See, as engineers, we are trained to think that if something doesn't work as we intend it to, well by golly we can fix the tech so that it does work the way we intend it to. So our instinct tells us that the software not working the way we want it to is a bug. We are inclined to write new tech that matches the algorithm we wrote in our head.

This is entitlement. "The design vision I had in my head for this system is correct, therefore I will implement the software to my vision." When people like me talk about technology built with a "colonialist mindset", most techies' eyes will glaze over, but this is a big part of what we mean when we say it. It is the same mindset where a colonizer lands on foreign soil and says, "My god, look at these savages, living in a way completely different from my own mental model. This is a bug and I am here to fix it."

What if, instead of bending the world to our will, we work with and around the world as it is? This seems like a high-minded thing to consider when the decision in front of us is "do I write new code or figure out another way around the problem" but hear me out: all of your moral values as a person come into play in literally every action you take. So you might as well be aware of them.

So back to the screw-up.

The screw-up decision here would be to write some kind of Wikipedia parser or scraper that maybe downloads a Wikipedia dump and then can pre-filter everything by our requirements and then do everything exactly the way we envisioned it originally.

The right decision here, and I mean "correct" or "just", is to simply change our brilliant initial design and move on. It will probably change the outcome of the project and what it looks like. This is okay.

So we refine our algorithm. Since we can't grab a "random" category, but we can search for categories that start with a sequence of characters, maybe we can pick a random letter and then search for categories that start with that letter.

Unfortunately this means if we ask for 500 categories (the max the API returns) that start with "B" with at least 16 members, we end up with an alphabetical list that starts at "B'z album covers" and ends at "B-Class Indian districts articles". You can see the result of the query here.

So asking for the first letter will just give us a small subset of categories that start with that letter. What if, instead we picked 3 random letters and searched for those? Well the problem here is that most combinations would be like "qqz" and not give us any results.

The solution I ended up picking was to grab a random English word and then search for the first three letters of that word. That way we'd be guaranteed valid sets of letter triplets, and we'd even be biased in favor of the more common ones.

Our new algorithm:

get the first 3 letters of a random dictionary word
grab 500 Wikipedia Categories with 16+ members in alphabetical order starting with those 3 letters
- ...use a part of speech tagger to only keep ones that have plural noun in their title
- ...and that have at least 16 "Pages"
randomly pick one of these narrowed-down categories
get the list of Pages in the Category
pick 16 of them at random and draw them on the bracket

So if I grab the word "horse" and then do the second step of the algorithm with "hor", we get this result, 500 categories starting with "Horace Mann School alumni" and ending in "Horticulturists and gardeners".
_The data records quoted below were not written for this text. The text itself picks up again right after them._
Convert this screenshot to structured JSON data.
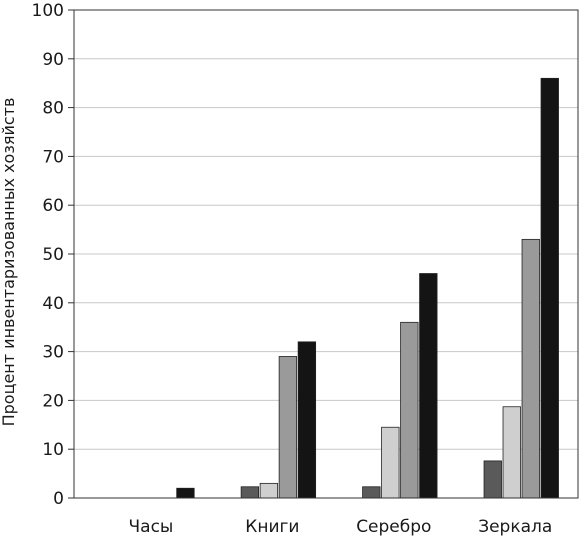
{
  "chart_data": {
    "type": "bar",
    "title": "",
    "xlabel": "",
    "ylabel": "Процент инвентаризованных хозяйств",
    "ylim": [
      0,
      100
    ],
    "yticks": [
      0,
      10,
      20,
      30,
      40,
      50,
      60,
      70,
      80,
      90,
      100
    ],
    "grid": true,
    "legend": "none",
    "categories": [
      "Часы",
      "Книги",
      "Серебро",
      "Зеркала"
    ],
    "series": [
      {
        "values": [
          0,
          2.3,
          2.3,
          7.6
        ],
        "color": "#5a5a5a"
      },
      {
        "values": [
          0,
          3,
          14.5,
          18.7
        ],
        "color": "#cfcfcf"
      },
      {
        "values": [
          0,
          29,
          36,
          53
        ],
        "color": "#9a9a9a"
      },
      {
        "values": [
          2,
          32,
          46,
          86
        ],
        "color": "#141414"
      }
    ]
  }
}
Nitty-gritty and source code

Here are the technical steps:

ask RitaJS for a random word.
take the first 3 letters of that word and do a GET request on this endpoint
use Rita again, this time to get the part of speech tags for each category
throw away anything that doesn't have a word that is tagged nns (a plural noun)
throw away anything with less than 16 Pages
throw away a few other "banned terms" that gave consistently boring results (for example, anything with "articles" in it since that is usually a category that is a list of Wikipedia articles)
from the categories that remain, pick one at random
make a GET request to this endpoint to get all the Pages in the category
pick 16 and draw them on the image

For very specific details, you can find the complete source code on Github.